Хани, мелькнула мысль. Он разыщет ее, уведет, они сядут на скамейку где-нибудь в парке, и пусть она ругает его, говорит все, что угодно, речь ее покажется ему светлой и радостной музыкой
Туган свернул к автобусной станции, дождался автобуса, сел, положил руки на спинку переднего кресла, опустил на руки голову и до самого города не поднял ее. Люди, ехавшие с ним, думали, наверное, что он спит.

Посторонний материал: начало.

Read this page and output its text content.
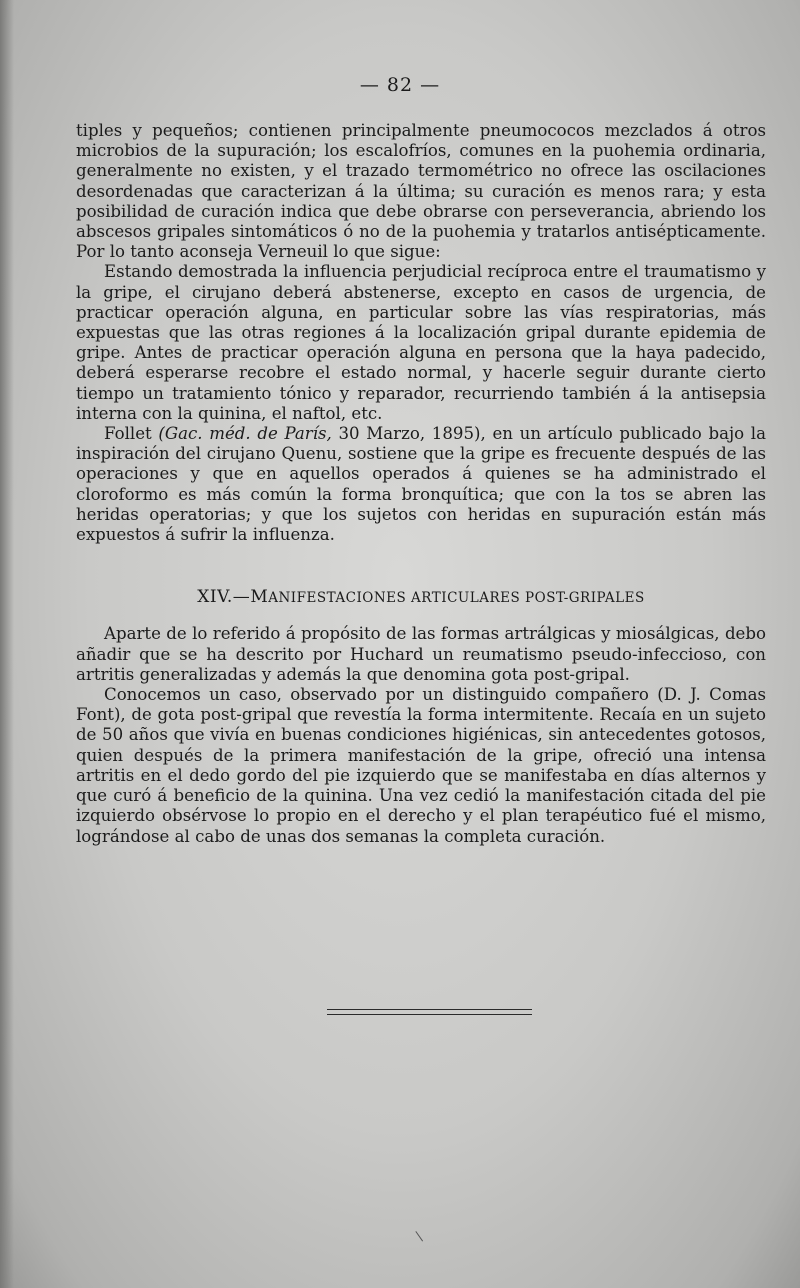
— 82 —

tiples y pequeños; contienen principalmente pneumococos mezclados á otros microbios de la supuración; los escalofríos, comunes en la puohemia ordinaria, generalmente no existen, y el trazado termométrico no ofrece las oscilaciones desordenadas que caracterizan á la última; su curación es menos rara; y esta posibilidad de curación indica que debe obrarse con perseverancia, abriendo los abscesos gripales sintomáticos ó no de la puohemia y tratarlos antisépticamente. Por lo tanto aconseja Verneuil lo que sigue:

Estando demostrada la influencia perjudicial recíproca entre el traumatismo y la gripe, el cirujano deberá abstenerse, excepto en casos de urgencia, de practicar operación alguna, en particular sobre las vías respiratorias, más expuestas que las otras regiones á la localización gripal durante epidemia de gripe. Antes de practicar operación alguna en persona que la haya padecido, deberá esperarse recobre el estado normal, y hacerle seguir durante cierto tiempo un tratamiento tónico y reparador, recurriendo también á la antisepsia interna con la quinina, el naftol, etc.

Follet (Gac. méd. de París, 30 Marzo, 1895), en un artículo publicado bajo la inspiración del cirujano Quenu, sostiene que la gripe es frecuente después de las operaciones y que en aquellos operados á quienes se ha administrado el cloroformo es más común la forma bronquítica; que con la tos se abren las heridas operatorias; y que los sujetos con heridas en supuración están más expuestos á sufrir la influenza.

XIV.—MANIFESTACIONES ARTICULARES POST-GRIPALES

Aparte de lo referido á propósito de las formas artrálgicas y miosálgicas, debo añadir que se ha descrito por Huchard un reumatismo pseudo-infeccioso, con artritis generalizadas y además la que denomina gota post-gripal.

Conocemos un caso, observado por un distinguido compañero (D. J. Comas Font), de gota post-gripal que revestía la forma intermitente. Recaía en un sujeto de 50 años que vivía en buenas condiciones higiénicas, sin antecedentes gotosos, quien después de la primera manifestación de la gripe, ofreció una intensa artritis en el dedo gordo del pie izquierdo que se manifestaba en días alternos y que curó á beneficio de la quinina. Una vez cedió la manifestación citada del pie izquierdo obsérvose lo propio en el derecho y el plan terapéutico fué el mismo, lográndose al cabo de unas dos semanas la completa curación.
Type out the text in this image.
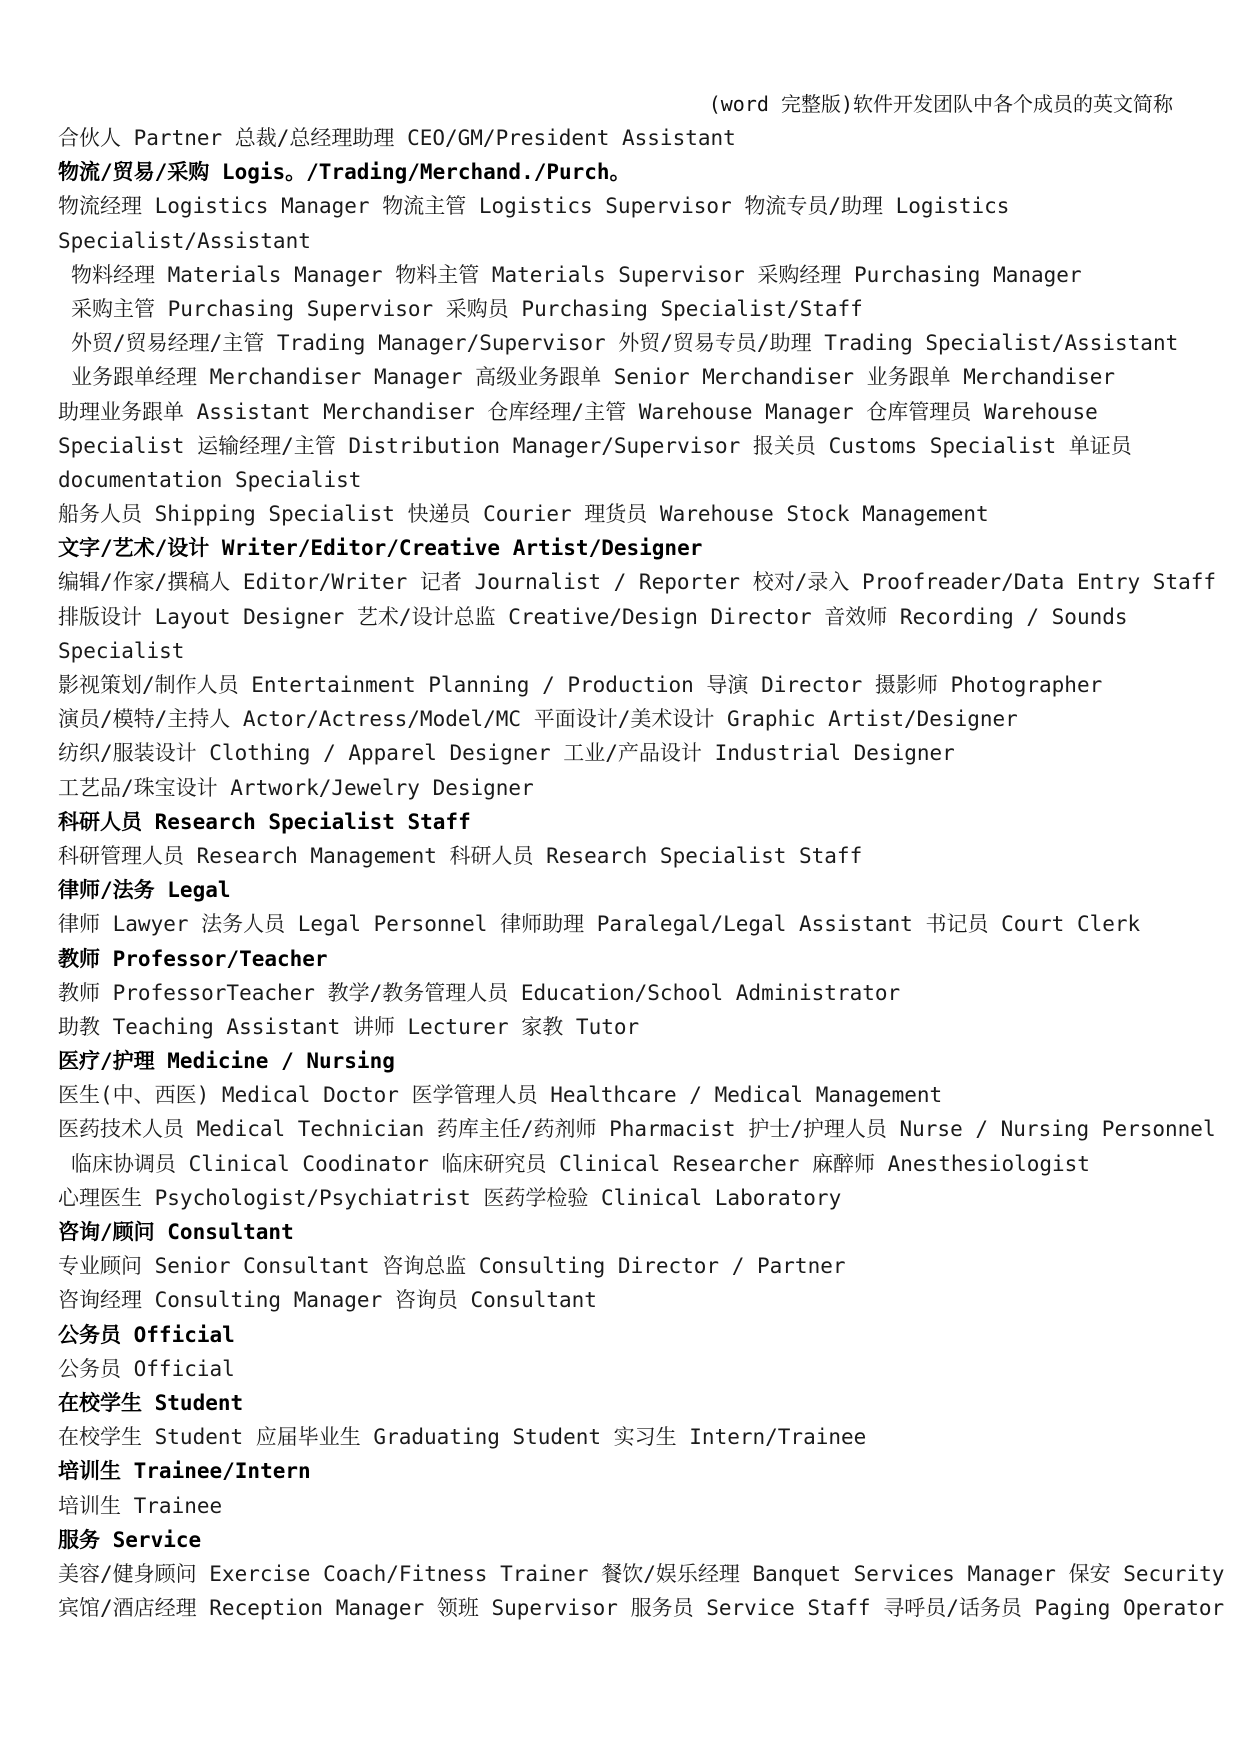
(word 完整版)软件开发团队中各个成员的英文简称
合伙人 Partner 总裁/总经理助理 CEO/GM/President Assistant
物流/贸易/采购 Logis。/Trading/Merchand./Purch。
物流经理 Logistics Manager 物流主管 Logistics Supervisor 物流专员/助理 Logistics
Specialist/Assistant
物料经理 Materials Manager 物料主管 Materials Supervisor 采购经理 Purchasing Manager
采购主管 Purchasing Supervisor 采购员 Purchasing Specialist/Staff
外贸/贸易经理/主管 Trading Manager/Supervisor 外贸/贸易专员/助理 Trading Specialist/Assistant
业务跟单经理 Merchandiser Manager 高级业务跟单 Senior Merchandiser 业务跟单 Merchandiser
助理业务跟单 Assistant Merchandiser 仓库经理/主管 Warehouse Manager 仓库管理员 Warehouse
Specialist 运输经理/主管 Distribution Manager/Supervisor 报关员 Customs Specialist 单证员
documentation Specialist
船务人员 Shipping Specialist 快递员 Courier 理货员 Warehouse Stock Management
文字/艺术/设计 Writer/Editor/Creative Artist/Designer
编辑/作家/撰稿人 Editor/Writer 记者 Journalist / Reporter 校对/录入 Proofreader/Data Entry Staff
排版设计 Layout Designer 艺术/设计总监 Creative/Design Director 音效师 Recording / Sounds
Specialist
影视策划/制作人员 Entertainment Planning / Production 导演 Director 摄影师 Photographer
演员/模特/主持人 Actor/Actress/Model/MC 平面设计/美术设计 Graphic Artist/Designer
纺织/服装设计 Clothing / Apparel Designer 工业/产品设计 Industrial Designer
工艺品/珠宝设计 Artwork/Jewelry Designer
科研人员 Research Specialist Staff
科研管理人员 Research Management 科研人员 Research Specialist Staff
律师/法务 Legal
律师 Lawyer 法务人员 Legal Personnel 律师助理 Paralegal/Legal Assistant 书记员 Court Clerk
教师 Professor/Teacher
教师 ProfessorTeacher 教学/教务管理人员 Education/School Administrator
助教 Teaching Assistant 讲师 Lecturer 家教 Tutor
医疗/护理 Medicine / Nursing
医生(中、西医) Medical Doctor 医学管理人员 Healthcare / Medical Management
医药技术人员 Medical Technician 药库主任/药剂师 Pharmacist 护士/护理人员 Nurse / Nursing Personnel
临床协调员 Clinical Coodinator 临床研究员 Clinical Researcher 麻醉师 Anesthesiologist
心理医生 Psychologist/Psychiatrist 医药学检验 Clinical Laboratory
咨询/顾问 Consultant
专业顾问 Senior Consultant 咨询总监 Consulting Director / Partner
咨询经理 Consulting Manager 咨询员 Consultant
公务员 Official
公务员 Official
在校学生 Student
在校学生 Student 应届毕业生 Graduating Student 实习生 Intern/Trainee
培训生 Trainee/Intern
培训生 Trainee
服务 Service
美容/健身顾问 Exercise Coach/Fitness Trainer 餐饮/娱乐经理 Banquet Services Manager 保安 Security
宾馆/酒店经理 Reception Manager 领班 Supervisor 服务员 Service Staff 寻呼员/话务员 Paging Operator
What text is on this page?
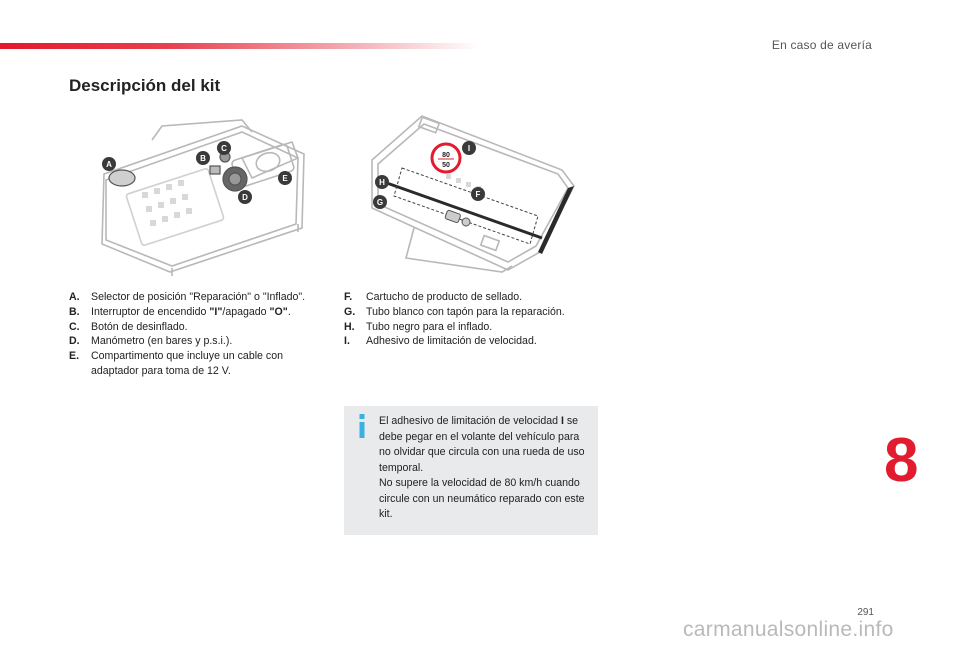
En caso de avería
Descripción del kit
A
B
C
D
E
80
50
I
H
F
G
A.	Selector de posición "Reparación" o "Inflado".
B.	Interruptor de encendido "I"/apagado "O".
C.	Botón de desinflado.
D.	Manómetro (en bares y p.s.i.).
E.	Compartimento que incluye un cable con adaptador para toma de 12 V.
F.	Cartucho de producto de sellado.
G.	Tubo blanco con tapón para la reparación.
H.	Tubo negro para el inflado.
I.	Adhesivo de limitación de velocidad.
El adhesivo de limitación de velocidad I se debe pegar en el volante del vehículo para no olvidar que circula con una rueda de uso temporal.
No supere la velocidad de 80 km/h cuando circule con un neumático reparado con este kit.
8
291
carmanualsonline.info
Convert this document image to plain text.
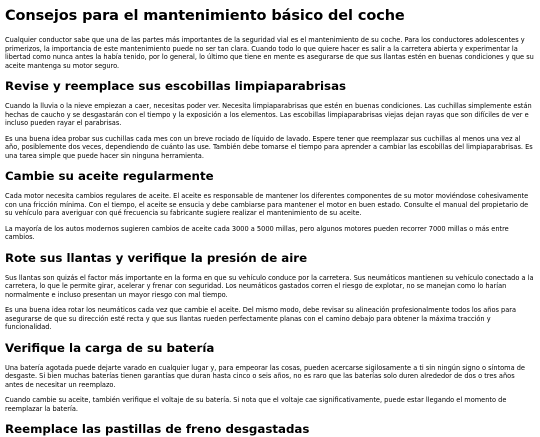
Consejos para el mantenimiento básico del coche

Cualquier conductor sabe que una de las partes más importantes de la seguridad vial es el mantenimiento de su coche. Para los conductores adolescentes y primerizos, la importancia de este mantenimiento puede no ser tan clara. Cuando todo lo que quiere hacer es salir a la carretera abierta y experimentar la libertad como nunca antes la había tenido, por lo general, lo último que tiene en mente es asegurarse de que sus llantas estén en buenas condiciones y que su aceite mantenga su motor seguro.

Revise y reemplace sus escobillas limpiaparabrisas

Cuando la lluvia o la nieve empiezan a caer, necesitas poder ver. Necesita limpiaparabrisas que estén en buenas condiciones. Las cuchillas simplemente están hechas de caucho y se desgastarán con el tiempo y la exposición a los elementos. Las escobillas limpiaparabrisas viejas dejan rayas que son difíciles de ver e incluso pueden rayar el parabrisas.

Es una buena idea probar sus cuchillas cada mes con un breve rociado de líquido de lavado. Espere tener que reemplazar sus cuchillas al menos una vez al año, posiblemente dos veces, dependiendo de cuánto las use. También debe tomarse el tiempo para aprender a cambiar las escobillas del limpiaparabrisas. Es una tarea simple que puede hacer sin ninguna herramienta.

Cambie su aceite regularmente

Cada motor necesita cambios regulares de aceite. El aceite es responsable de mantener los diferentes componentes de su motor moviéndose cohesivamente con una fricción mínima. Con el tiempo, el aceite se ensucia y debe cambiarse para mantener el motor en buen estado. Consulte el manual del propietario de su vehículo para averiguar con qué frecuencia su fabricante sugiere realizar el mantenimiento de su aceite.

La mayoría de los autos modernos sugieren cambios de aceite cada 3000 a 5000 millas, pero algunos motores pueden recorrer 7000 millas o más entre cambios.

Rote sus llantas y verifique la presión de aire

Sus llantas son quizás el factor más importante en la forma en que su vehículo conduce por la carretera. Sus neumáticos mantienen su vehículo conectado a la carretera, lo que le permite girar, acelerar y frenar con seguridad. Los neumáticos gastados corren el riesgo de explotar, no se manejan como lo harían normalmente e incluso presentan un mayor riesgo con mal tiempo.

Es una buena idea rotar los neumáticos cada vez que cambie el aceite. Del mismo modo, debe revisar su alineación profesionalmente todos los años para asegurarse de que su dirección esté recta y que sus llantas rueden perfectamente planas con el camino debajo para obtener la máxima tracción y funcionalidad.

Verifique la carga de su batería

Una batería agotada puede dejarte varado en cualquier lugar y, para empeorar las cosas, pueden acercarse sigilosamente a ti sin ningún signo o síntoma de desgaste. Si bien muchas baterías tienen garantías que duran hasta cinco o seis años, no es raro que las baterías solo duren alrededor de dos o tres años antes de necesitar un reemplazo.

Cuando cambie su aceite, también verifique el voltaje de su batería. Si nota que el voltaje cae significativamente, puede estar llegando el momento de reemplazar la batería.

Reemplace las pastillas de freno desgastadas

Весь день он слонялся по шумным городским улицам, не смея ступить на ту, которая вела к общежитию мединститута. Что сказал бы он Хани? Слушать ее это полдела, но слово ведь требует ответа. О чем говорил бы Туган? О чем угодно, только не о себе, не о своих делах, не о своей жизни. А говорить о чем угодно, отшучиваться он сегодня не мог
В село Туган вернулся с последним автобусом. Домой идти не хотелось и, заметив сидящую на крылечке Сопо, он подошел к ней.
Добрый день, Сопо, поздоровался Туган. Что это свет у тебя не горит?
А чего зря жечь его? грустно улыбнулась Сопо. В доме-то никого нет Только мотыльки залетают
Что-то слишком задумчива была она сегодня. Может, ее растревожили голоса, доносившиеся с соседних дворов? Может быть, слыша их, она вспомнила сына, погибшего на войне, и сердце ее сжалось, и представилось ей, как жилось бы, если бы сын ее, Сидамон, вернулся домой, сыграл свадьбу и появились бы у нее внуки
Раньше Туган не задумывался об этом. Старуха казалась ему вечной, как горы, видневшиеся вдали, и такой же суровой. Вздохнув, он присел рядом с ней.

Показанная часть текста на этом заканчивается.